U.S. intelligence cites progress on Internet-like integration service
By Ben Iannotta
January 08, 2010
The Obama administration has concluded that a lack of “information sharing” was not a factor that allowed the Detroit bomber to get on a commercial airliner, but the administration only recently began establishing a searchable, Internet-like network for intelligence analysts and policy makers.
In late 2008, intelligence officials were frustrated that the network was not in place and they prepared a proposal for the incoming Obama administration describing the hardware, software, services and cost ranges for the Intelligence Community Integrated Information Program, known as I2P.
The Office of the Director of National Intelligence said Jan. 8 that some I2P services are now in place, with others to come.
“We have some funds now, so things are rolling,” said Vanee Vines, a spokeswoman for the Office of the Director of National Intelligence. She said no one was immediately available to provide details on the program’s status.

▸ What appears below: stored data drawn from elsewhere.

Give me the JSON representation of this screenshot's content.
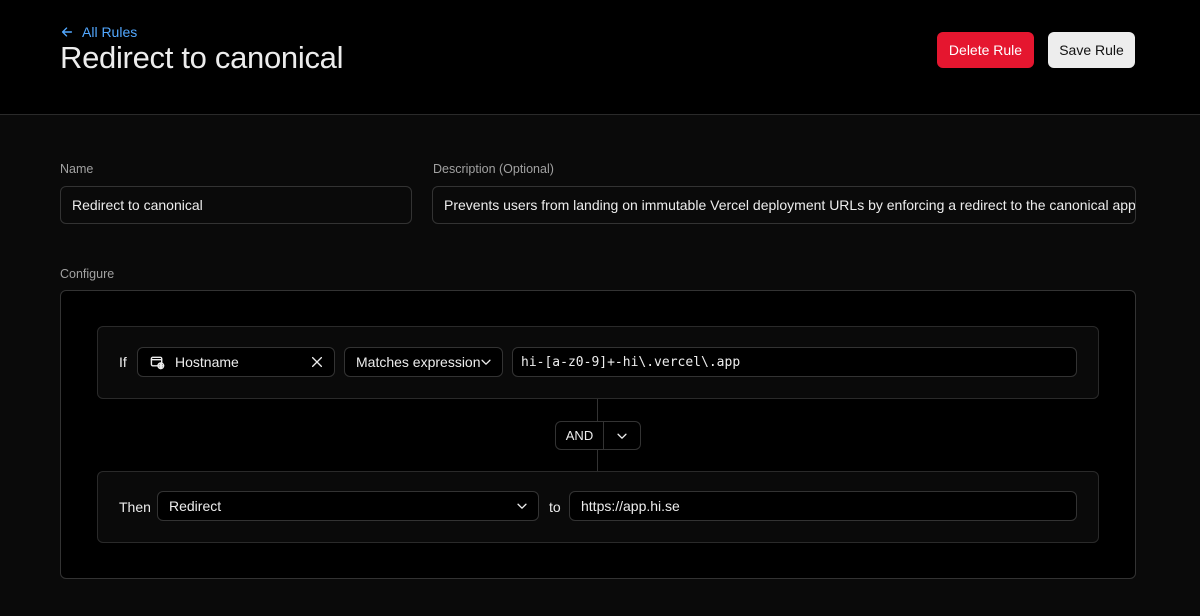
{
  "header": {
    "back_label": "All Rules",
    "title": "Redirect to canonical",
    "delete_label": "Delete Rule",
    "save_label": "Save Rule"
  },
  "form": {
    "name_label": "Name",
    "name_value": "Redirect to canonical",
    "description_label": "Description (Optional)",
    "description_value": "Prevents users from landing on immutable Vercel deployment URLs by enforcing a redirect to the canonical application",
    "configure_label": "Configure"
  },
  "condition": {
    "if_label": "If",
    "field_value": "Hostname",
    "field_icon": "hostname-icon",
    "operator_value": "Matches expression",
    "expression_value": "hi-[a-z0-9]+-hi\\.vercel\\.app",
    "combinator": "AND"
  },
  "action": {
    "then_label": "Then",
    "action_value": "Redirect",
    "to_label": "to",
    "destination_value": "https://app.hi.se"
  },
  "colors": {
    "accent_link": "#52a8ff",
    "danger": "#e5162f",
    "background": "#0a0a0a"
  }
}
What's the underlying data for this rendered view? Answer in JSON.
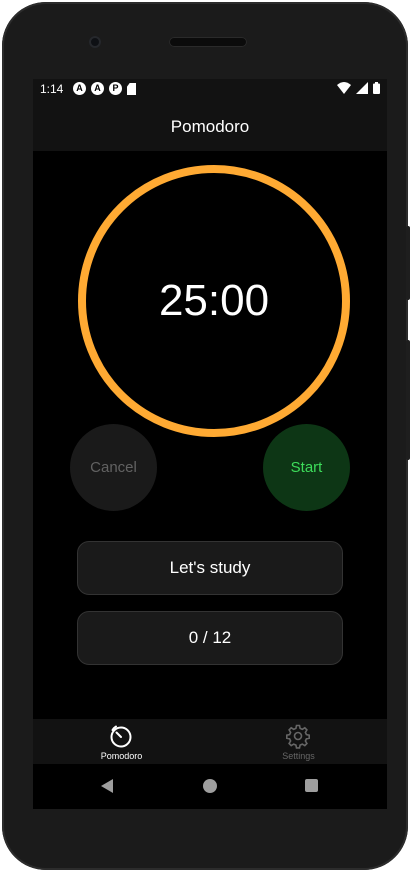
{
  "status_bar": {
    "time": "1:14",
    "app_icons": [
      "A",
      "A",
      "P"
    ],
    "right_icons": [
      "wifi-icon",
      "signal-icon",
      "battery-icon"
    ]
  },
  "app_bar": {
    "title": "Pomodoro"
  },
  "timer": {
    "display": "25:00",
    "ring_color": "#ffaa33",
    "progress": 1.0
  },
  "controls": {
    "cancel_label": "Cancel",
    "start_label": "Start"
  },
  "task": {
    "label": "Let's study"
  },
  "counter": {
    "text": "0 / 12"
  },
  "tabs": [
    {
      "label": "Pomodoro",
      "icon": "timer-icon",
      "active": true
    },
    {
      "label": "Settings",
      "icon": "gear-icon",
      "active": false
    }
  ],
  "nav": {
    "buttons": [
      "back-icon",
      "home-icon",
      "recents-icon"
    ]
  },
  "colors": {
    "accent": "#ffaa33",
    "start_bg": "#0d3615",
    "start_text": "#3ddc5a",
    "background": "#000000"
  }
}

Pres Winter, the National Security Agency’s chief technology and information officer in 2008, oversaw the drafting of the proposal to the Obama team. In an interview at the time, he did not disguise his frustration about the lack of an integrated network.
“Here we are seven years after 9/11, and there are shocking gaps in terms of what the intelligence community can do with information,” he told the C4ISR Journal in November 2008, days after Obama’s election.

Winter made clear that establishing the network would not be simple: “There’s a lot of heavy-duty design work to be done,” he said. “As soon as you say network, it conjures up 50 things in the minds of five people.”
In a prepared statement, the Office of the Director of National Intelligence said some new I2P capabilities are in place. Intelligence community personnel “are now able to conduct a single search to get access to intelligence products from multiple agencies, including information which they, or their home departments or agencies, may not have had access to in the past.”
The agency said the I2P will always be a work in progress. “Given the size of the IC and the scope of the job, it’s a Herculean task,” it said.